# Manually editing zone translation files

This notebook manually edits the `X_to_Y_spatial.csv` files, where `X` is a region-specific zone system (e.g. LSOA2021-YH) and `Y` is a country-wide zone system (e.g. LAD2021) to add in the "missing" elements of the country-wide zone system and infill the translation values with 0. This is because when translating LSOA2021-YH to LAD2021 (for example) only the LAD2021 zones in the YH subset will be generated in the correspondence, and hence when trying to add DVectors (or some other operator), there are missing zones in the DVector.data and the zone columns are then dropped.

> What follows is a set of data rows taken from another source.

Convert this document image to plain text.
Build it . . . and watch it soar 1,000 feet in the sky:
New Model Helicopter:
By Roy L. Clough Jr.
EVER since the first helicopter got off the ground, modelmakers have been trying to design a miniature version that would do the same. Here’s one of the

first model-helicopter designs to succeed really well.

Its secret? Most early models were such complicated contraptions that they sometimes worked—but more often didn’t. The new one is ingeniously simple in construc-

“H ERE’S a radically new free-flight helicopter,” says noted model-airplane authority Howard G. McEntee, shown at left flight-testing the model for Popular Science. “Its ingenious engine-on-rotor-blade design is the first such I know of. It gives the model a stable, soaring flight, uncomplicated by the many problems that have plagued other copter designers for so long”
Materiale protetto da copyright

This is not a perfect work around, but it should at least have no impact on any calculations!

In [1]:
from pathlib import Path
from itertools import product

import pandas as pd

### Define constants and zone systems

In [2]:
# define cache path
CACHE_PATH = Path(r'F:\Working\Land-Use\CACHE')

In [3]:
# define the "master" zone system that we want to add to the translation files
# this should be the country-wide zone system you are trying to translate the region-specific DVectors to
ZONE_SYSTEM = 'LAD2021+SCOTLANDLAD'

In [4]:
# define the regions of the region-specific zone systems
GORS = ['EM', 'EoE', 'Lon', 'NE', 'NW', 'SE', 'SW', 'Wales', 'WM', 'YH']
# GORS = ['Scotland']

In [5]:
# define the zone systems you wish to translate to the ZONE_SYSTEM level (e.g. LSOA2021)
ZONE_SYSTEMS = ['LSOA2021']
# ZONE_SYSTEMS = ['DZ2011']

### Read in the master zone definition to make sure all zones are accounted for

In [6]:
master = pd.read_csv(CACHE_PATH / ZONE_SYSTEM / 'zoning.csv')

In [7]:
master.head()

Unnamed: 0,zone_id,descriptions
0,S12000005,Clackmannanshire
1,S12000006,Dumfries and Galloway
2,S12000008,East Ayrshire
3,S12000010,East Lothian
4,S12000011,East Renfrewshire


### Add in "missing" zones from the master zone system to the translation files (with 0 data)

In [8]:
for SYSTEM, GOR in product(ZONE_SYSTEMS, GORS):
    translation_file = CACHE_PATH / f'{ZONE_SYSTEM}_{SYSTEM}-{GOR}' / f'{ZONE_SYSTEM}_to_{SYSTEM}-{GOR}_spatial.csv'
    # translation_file = CACHE_PATH / f'{SYSTEM}-{GOR}_{ZONE_SYSTEM}' / f'{SYSTEM}-{GOR}_to_{ZONE_SYSTEM}_spatial.csv'
    # translation_file = CACHE_PATH / f'{SYSTEM}_{ZONE_SYSTEM}' / f'{SYSTEM}_to_{ZONE_SYSTEM}_spatial.csv'
    # read in translation file (this should be a direct output of caf.space.translate)
    sub = pd.read_csv(translation_file)
    dfs = [sub]
    # add in a 0 column of data for each zone in the master zone system
    for zone in master['zone_id'].unique():
        mat = sub.copy()
        mat[f'{ZONE_SYSTEM}_id'] = zone
        mat[f'{SYSTEM}-{GOR}_to_{ZONE_SYSTEM}'] = 0
        mat[f'{ZONE_SYSTEM}_to_{SYSTEM}-{GOR}'] = 0
        # mat[f'{SYSTEM}_to_{ZONE_SYSTEM}'] = 0
        # mat[f'{ZONE_SYSTEM}_to_{SYSTEM}'] = 0
        dfs.append(mat)
    
    # recombine to a single output file
    output = pd.concat(dfs).groupby(
        [f'{SYSTEM}-{GOR}_id', f'{ZONE_SYSTEM}_id']
        # [f'{SYSTEM}_id', f'{ZONE_SYSTEM}_id']
    ).agg(
        {
            f'{SYSTEM}-{GOR}_to_{ZONE_SYSTEM}': 'sum',
            f'{ZONE_SYSTEM}_to_{SYSTEM}-{GOR}': 'sum'
            # f'{SYSTEM}_to_{ZONE_SYSTEM}': 'sum',
            # f'{ZONE_SYSTEM}_to_{SYSTEM}': 'sum'
        }
    ).reset_index()
    # overwrite existing zone translation file
    output.to_csv(translation_file, index=False)